The dogs came last. Three talented canine sniffers and their handlers, Miriam Ritchie and Jane Tansell, landed on South Georgia last November and spent half a year hiking the remote Atlantic island, traversing some 1,500 miles in a search for rats. This was the final and most important phase of a decade-long, $13 million effort, spearheaded by a Scottish nonprofit, the South Georgia Heritage Trust, and its U.S.-based counterpart, Friends of South Georgia Island, to rid this British territory, which lies about 960 miles east of the Falklands, of its invasive rodent population.
South Georgia, discovered and named in 1775 by Captain James Cook, is home to half of the world’s elephant seals and fully 98 percent of the world’s Antarctic fur seals. There are four species of penguin here, as well, including some 450,000 breeding pairs of king penguins, and an important population of flying seabirds. When Shackleton arrived, the island teemed with feathered inhabitants. Then the rodents came.
Brown rats reached the island in the late 1700s, stowaways aboard whaling and sealing boats. And South Georgia, despite its sub-Antarctic climate, proved to be a ratty Shangri-La: The rodents feasted on the plentiful eggs and chicks of ground-nesting seabirds and quickly thinned flocks of albatross, petrel, tern, and skua. They also pushed two unique species—a songbird called the South Georgia pipit and a duck called the South Georgia pintail—to the edge of extinction.
After two years of planning, South Georgia Heritage Trust helicopters dropped some 330 tons of rat poison on the island during three expeditions between 2011 and 2015—visits timed to avoid the penguins’ breeding season. Then, in November 2017, a team arrived to set up several hundred bait-loaded tracking tubes that would reveal the footprints of rats that passed through, and plant thousands of wooden stakes tagged with a chew cards laced with tasty vegetable oil or peanut butter. If the rats were still here, their appetite would give them away.
It was around this time that the dogs—a trio of terriers named Will, Wai, and Ahu—started their work. Off-leash and wearing wire basket muzzles to protect themselves and any wildlife they might encounter, the highly trained rat-sniffers zigzagged the 103-mile-long island. They explored craggy highlands and grassy lowlands, poked around derelict whaling camps, and mingled with seals and penguins. The terrain of South Georgia is anything but easy, and Team Rat’s work was arduous. In six months, the dogs climbed the equivalent of 13 Mount Everests; their handlers had it marginally easier, scaling only eight Everests.

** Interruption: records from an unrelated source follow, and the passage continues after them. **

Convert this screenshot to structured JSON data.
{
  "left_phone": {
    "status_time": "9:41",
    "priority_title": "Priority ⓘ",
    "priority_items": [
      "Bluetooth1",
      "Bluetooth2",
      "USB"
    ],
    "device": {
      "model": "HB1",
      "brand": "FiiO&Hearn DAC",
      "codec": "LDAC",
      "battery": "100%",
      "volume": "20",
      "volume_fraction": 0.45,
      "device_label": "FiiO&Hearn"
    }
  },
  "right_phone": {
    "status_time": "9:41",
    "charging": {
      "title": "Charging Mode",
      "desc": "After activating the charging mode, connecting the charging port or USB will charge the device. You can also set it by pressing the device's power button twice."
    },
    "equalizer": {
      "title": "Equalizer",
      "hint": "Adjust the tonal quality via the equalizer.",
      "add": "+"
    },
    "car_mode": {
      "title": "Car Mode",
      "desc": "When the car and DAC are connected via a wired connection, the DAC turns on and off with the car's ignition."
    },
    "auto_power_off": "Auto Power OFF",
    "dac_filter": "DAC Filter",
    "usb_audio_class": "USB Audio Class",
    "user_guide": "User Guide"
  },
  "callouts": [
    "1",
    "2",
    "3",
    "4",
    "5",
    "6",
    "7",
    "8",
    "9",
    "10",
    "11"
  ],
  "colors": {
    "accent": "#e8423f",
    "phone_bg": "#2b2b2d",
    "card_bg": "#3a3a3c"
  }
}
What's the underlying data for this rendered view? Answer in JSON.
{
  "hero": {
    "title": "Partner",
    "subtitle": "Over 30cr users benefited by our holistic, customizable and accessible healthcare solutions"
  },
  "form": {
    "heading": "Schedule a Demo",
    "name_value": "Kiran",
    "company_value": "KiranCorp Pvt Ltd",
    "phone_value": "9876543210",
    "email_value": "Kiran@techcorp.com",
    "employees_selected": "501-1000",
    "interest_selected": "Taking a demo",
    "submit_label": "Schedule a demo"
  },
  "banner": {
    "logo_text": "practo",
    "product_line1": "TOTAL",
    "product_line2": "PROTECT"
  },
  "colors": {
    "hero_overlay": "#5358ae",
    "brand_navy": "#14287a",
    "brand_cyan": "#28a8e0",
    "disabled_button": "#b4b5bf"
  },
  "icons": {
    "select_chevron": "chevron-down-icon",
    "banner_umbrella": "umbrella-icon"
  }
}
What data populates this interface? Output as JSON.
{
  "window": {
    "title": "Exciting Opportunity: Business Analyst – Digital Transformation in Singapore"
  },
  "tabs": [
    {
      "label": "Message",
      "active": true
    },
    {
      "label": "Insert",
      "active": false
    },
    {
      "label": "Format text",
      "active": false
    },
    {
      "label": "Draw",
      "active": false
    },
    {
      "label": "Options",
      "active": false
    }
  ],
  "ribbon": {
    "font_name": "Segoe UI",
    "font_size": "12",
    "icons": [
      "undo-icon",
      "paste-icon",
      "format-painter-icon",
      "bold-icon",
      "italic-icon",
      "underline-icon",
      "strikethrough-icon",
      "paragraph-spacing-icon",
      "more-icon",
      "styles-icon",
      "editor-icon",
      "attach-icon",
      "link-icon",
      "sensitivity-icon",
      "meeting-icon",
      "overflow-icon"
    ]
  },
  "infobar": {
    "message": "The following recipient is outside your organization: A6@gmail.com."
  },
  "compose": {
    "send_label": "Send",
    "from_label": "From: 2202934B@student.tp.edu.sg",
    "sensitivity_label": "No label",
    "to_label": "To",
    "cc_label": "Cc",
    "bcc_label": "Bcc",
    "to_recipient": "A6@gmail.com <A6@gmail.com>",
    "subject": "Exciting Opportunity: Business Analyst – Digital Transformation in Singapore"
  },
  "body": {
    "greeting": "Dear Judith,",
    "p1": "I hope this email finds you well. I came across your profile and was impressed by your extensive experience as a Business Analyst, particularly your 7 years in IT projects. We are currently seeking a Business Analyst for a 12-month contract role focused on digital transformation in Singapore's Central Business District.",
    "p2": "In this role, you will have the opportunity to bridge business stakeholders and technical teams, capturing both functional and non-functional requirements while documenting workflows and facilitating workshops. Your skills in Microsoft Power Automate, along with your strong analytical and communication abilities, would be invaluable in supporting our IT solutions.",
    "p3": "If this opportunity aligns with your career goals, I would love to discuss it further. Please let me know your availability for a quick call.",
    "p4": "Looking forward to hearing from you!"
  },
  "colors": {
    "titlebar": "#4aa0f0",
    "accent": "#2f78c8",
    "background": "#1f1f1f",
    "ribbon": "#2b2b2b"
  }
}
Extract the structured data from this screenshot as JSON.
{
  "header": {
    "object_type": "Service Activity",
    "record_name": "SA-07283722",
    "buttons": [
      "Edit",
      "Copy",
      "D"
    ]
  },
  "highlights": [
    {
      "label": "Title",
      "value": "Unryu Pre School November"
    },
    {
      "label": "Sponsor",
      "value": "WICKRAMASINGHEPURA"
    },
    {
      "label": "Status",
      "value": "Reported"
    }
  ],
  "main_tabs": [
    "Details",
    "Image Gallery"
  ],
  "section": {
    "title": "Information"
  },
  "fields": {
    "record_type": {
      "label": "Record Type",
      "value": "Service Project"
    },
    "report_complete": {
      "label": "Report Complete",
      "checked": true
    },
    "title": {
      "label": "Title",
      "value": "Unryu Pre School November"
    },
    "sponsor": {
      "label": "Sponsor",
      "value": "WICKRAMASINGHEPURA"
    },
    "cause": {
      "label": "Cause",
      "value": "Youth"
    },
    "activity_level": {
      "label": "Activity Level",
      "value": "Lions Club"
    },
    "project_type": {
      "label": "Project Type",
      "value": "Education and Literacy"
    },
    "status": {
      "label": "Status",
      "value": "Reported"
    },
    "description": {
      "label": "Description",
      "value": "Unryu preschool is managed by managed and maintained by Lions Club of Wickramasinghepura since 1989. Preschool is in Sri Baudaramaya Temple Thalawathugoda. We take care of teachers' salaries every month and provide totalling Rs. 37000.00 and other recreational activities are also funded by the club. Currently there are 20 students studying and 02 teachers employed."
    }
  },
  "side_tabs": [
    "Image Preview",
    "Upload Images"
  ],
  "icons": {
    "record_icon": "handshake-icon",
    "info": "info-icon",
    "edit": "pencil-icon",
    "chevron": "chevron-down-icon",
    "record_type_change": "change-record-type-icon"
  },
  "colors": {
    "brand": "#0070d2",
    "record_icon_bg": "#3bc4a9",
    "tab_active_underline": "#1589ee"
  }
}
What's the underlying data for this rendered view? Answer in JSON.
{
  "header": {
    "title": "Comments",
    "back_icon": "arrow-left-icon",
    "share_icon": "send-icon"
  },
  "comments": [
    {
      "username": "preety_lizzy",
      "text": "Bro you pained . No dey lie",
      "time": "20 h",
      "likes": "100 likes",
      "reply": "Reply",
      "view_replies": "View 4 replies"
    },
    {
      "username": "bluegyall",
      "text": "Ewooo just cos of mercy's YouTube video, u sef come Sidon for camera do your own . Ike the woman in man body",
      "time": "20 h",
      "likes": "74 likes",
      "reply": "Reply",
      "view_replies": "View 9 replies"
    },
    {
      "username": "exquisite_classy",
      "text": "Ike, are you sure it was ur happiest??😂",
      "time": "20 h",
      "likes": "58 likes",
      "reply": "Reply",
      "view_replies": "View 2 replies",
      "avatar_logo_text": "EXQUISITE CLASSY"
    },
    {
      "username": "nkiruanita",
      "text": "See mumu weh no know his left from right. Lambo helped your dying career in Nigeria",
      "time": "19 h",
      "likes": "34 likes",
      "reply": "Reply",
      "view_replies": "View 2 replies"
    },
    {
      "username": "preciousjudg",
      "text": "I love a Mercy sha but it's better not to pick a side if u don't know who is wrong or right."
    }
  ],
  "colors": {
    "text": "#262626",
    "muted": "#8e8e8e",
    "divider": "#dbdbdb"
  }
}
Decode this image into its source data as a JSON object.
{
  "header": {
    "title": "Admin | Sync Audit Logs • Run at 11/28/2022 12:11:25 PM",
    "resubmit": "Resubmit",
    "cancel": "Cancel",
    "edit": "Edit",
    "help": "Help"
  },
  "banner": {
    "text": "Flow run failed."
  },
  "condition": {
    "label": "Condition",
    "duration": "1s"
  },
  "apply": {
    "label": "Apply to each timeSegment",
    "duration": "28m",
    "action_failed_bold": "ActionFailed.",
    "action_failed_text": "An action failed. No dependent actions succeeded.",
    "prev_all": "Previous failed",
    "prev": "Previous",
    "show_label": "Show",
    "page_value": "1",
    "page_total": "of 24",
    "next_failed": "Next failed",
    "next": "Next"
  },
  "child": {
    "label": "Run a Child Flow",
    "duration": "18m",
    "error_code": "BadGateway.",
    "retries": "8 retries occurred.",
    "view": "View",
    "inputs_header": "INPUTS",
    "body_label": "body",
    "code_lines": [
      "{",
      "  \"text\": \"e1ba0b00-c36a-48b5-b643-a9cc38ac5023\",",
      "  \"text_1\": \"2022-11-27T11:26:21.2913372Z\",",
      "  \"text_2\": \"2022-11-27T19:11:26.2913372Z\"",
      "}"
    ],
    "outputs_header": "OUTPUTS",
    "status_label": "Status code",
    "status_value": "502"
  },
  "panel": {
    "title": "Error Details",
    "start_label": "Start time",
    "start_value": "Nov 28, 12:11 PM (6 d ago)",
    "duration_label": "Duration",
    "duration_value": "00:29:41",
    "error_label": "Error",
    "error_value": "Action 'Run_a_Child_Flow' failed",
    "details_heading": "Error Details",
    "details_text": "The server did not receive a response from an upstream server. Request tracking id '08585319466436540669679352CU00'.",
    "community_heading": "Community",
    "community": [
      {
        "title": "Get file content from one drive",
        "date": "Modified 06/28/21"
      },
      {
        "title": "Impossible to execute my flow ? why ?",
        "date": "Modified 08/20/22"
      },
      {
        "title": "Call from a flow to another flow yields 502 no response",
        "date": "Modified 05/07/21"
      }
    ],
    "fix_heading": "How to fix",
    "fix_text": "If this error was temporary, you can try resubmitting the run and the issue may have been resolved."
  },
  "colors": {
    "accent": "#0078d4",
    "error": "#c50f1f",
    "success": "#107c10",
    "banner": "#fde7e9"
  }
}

To the disappointment of no one, save the dogs themselves, they found nothing. And this month, South Georgia was at last declared rat-free and the world’s biggest rodent-eradication project was proclaimed a success.
At 247,000 acres, South Georgia—whose largest settlement, Grytviken (pop. 20), is a popular stop for Antarctica-bound cruise ships—is eight times larger than the previous record-holder for rodent extermination, Macquarie Island in Australia.